RDS for MariaDBのバックアップを利用した復元

RDS for MariaDBのバックアップファイルを利用して直接MariaDBのデータベースを復元することができます。RDS for MariaDBのバックアップファイルを復元する時、バックアップ項目を参照してRDS for MariaDBで使用するPercona XtraBackupと同じバージョンを使用する必要があります。

(1) バックアップのエクスポートの項目を参照して、RDS for MariaDBのバックアップをオブジェクトストレージにエクスポートします。

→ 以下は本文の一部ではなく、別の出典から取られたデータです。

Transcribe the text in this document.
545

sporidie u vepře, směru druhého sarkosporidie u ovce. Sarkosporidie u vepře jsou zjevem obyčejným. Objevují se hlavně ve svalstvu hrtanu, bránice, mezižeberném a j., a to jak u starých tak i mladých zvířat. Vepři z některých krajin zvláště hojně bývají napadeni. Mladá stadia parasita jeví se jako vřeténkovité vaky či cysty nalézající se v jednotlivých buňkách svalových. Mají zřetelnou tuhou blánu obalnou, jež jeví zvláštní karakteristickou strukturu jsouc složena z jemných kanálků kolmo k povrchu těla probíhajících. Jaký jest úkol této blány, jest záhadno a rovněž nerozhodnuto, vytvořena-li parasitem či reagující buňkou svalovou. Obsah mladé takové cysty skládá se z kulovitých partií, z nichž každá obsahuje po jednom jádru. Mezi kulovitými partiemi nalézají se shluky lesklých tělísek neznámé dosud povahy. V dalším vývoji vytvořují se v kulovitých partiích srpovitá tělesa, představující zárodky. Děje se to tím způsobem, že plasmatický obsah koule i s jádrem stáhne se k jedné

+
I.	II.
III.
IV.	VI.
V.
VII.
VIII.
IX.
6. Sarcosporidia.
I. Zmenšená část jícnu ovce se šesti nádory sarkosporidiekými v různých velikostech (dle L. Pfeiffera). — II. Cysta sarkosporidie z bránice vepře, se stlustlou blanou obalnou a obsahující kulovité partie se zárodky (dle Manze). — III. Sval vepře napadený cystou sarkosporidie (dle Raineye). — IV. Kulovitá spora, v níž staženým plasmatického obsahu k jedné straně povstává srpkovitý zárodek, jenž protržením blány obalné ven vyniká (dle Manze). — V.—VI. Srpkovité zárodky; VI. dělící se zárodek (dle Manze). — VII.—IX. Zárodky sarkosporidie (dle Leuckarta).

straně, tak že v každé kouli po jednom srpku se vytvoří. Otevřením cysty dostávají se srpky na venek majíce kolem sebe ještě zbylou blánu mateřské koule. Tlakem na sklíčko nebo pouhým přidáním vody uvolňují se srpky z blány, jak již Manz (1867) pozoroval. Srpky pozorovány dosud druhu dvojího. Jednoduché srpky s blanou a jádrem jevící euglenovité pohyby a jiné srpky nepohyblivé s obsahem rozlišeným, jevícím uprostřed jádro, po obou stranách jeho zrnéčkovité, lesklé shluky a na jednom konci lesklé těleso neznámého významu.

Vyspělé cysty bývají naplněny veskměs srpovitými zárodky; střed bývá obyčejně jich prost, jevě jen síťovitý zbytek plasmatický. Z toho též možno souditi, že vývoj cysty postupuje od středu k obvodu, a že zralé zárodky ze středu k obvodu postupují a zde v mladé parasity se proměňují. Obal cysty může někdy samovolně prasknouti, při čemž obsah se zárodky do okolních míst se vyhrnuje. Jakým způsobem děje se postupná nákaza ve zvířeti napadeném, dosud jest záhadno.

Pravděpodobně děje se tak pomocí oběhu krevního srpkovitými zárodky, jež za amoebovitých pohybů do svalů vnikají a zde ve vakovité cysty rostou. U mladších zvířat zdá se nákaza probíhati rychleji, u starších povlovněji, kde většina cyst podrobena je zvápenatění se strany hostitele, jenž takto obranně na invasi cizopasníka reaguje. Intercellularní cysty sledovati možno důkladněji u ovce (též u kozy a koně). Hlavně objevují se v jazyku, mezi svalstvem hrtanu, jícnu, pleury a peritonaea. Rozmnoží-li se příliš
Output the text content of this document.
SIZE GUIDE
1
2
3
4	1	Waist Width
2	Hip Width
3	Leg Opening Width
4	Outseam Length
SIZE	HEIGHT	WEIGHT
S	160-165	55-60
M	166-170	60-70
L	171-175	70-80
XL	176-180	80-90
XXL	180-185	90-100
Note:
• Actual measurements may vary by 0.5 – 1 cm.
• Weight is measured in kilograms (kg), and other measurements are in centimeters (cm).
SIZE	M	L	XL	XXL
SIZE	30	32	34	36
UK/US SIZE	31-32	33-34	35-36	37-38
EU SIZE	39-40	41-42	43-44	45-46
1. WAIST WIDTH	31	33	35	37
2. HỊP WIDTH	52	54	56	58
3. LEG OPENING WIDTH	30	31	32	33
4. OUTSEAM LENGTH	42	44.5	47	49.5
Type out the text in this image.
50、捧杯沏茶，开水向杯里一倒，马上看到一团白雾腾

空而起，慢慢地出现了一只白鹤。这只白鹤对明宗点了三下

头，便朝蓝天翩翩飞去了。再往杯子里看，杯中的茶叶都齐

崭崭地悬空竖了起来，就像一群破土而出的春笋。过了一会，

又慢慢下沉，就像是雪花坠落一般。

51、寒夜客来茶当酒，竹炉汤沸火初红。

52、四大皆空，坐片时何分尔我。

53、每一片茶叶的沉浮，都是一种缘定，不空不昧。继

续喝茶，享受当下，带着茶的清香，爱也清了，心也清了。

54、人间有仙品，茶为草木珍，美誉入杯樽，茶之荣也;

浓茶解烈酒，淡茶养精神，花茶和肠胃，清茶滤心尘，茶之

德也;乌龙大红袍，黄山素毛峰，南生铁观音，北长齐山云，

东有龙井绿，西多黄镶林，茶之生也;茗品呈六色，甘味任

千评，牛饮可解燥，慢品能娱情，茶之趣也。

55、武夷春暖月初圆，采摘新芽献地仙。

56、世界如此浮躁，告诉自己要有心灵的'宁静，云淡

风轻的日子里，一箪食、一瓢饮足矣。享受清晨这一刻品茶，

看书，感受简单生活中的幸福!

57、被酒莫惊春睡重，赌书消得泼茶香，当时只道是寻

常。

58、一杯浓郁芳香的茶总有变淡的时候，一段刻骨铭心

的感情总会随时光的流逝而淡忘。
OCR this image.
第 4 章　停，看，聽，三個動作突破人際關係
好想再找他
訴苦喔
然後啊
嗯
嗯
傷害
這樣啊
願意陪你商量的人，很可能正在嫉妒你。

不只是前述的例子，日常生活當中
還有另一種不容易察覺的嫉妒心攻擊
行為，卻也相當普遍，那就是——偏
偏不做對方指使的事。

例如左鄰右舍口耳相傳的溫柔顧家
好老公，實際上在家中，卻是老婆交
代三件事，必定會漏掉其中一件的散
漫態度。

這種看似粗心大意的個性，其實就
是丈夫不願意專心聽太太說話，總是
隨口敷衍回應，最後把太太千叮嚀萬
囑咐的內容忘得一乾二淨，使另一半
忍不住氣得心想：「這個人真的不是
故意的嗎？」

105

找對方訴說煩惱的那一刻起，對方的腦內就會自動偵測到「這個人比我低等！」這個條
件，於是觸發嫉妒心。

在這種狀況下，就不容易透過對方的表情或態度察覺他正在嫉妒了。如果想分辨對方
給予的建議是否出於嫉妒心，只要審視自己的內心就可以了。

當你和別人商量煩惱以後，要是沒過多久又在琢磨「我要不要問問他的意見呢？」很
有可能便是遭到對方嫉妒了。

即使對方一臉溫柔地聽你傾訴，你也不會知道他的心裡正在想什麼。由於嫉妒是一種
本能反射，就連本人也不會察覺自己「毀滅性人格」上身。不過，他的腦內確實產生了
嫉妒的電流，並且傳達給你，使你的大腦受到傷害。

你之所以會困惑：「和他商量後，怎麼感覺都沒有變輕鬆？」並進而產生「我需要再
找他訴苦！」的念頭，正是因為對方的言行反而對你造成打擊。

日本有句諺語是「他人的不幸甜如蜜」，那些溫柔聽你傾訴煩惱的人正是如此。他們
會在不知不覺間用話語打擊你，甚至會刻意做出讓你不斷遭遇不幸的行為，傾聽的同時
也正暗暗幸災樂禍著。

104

(2)オブジェクトストレージのバックアップを復元したいサーバーにダウンロードします。

(3) MariaDBサービスを停止します。

(4) MariaDBデータ保存パスのすべてのファイルを削除します。

rm -rf {MariaDBデータ保存パス}/*

(5)ダウンロードしたバックアップファイルを解凍して復元します。

cat {バックアップファイルの保存パス} | xbstream -x -C {MariaDBデータ保存パス}
mariabackup --decompress {MariaDBデータの保存パス}
mariabackup --defaults-file={my.cnfパス} --apply-log {MariaDBデータ保存パス}

(6)解凍後、不要なファイルを削除します。

find {MariaDBデータ保存パス} -name "*.qp" -print0 | xargs -0 rm

(7) MariaDBサービスを起動します。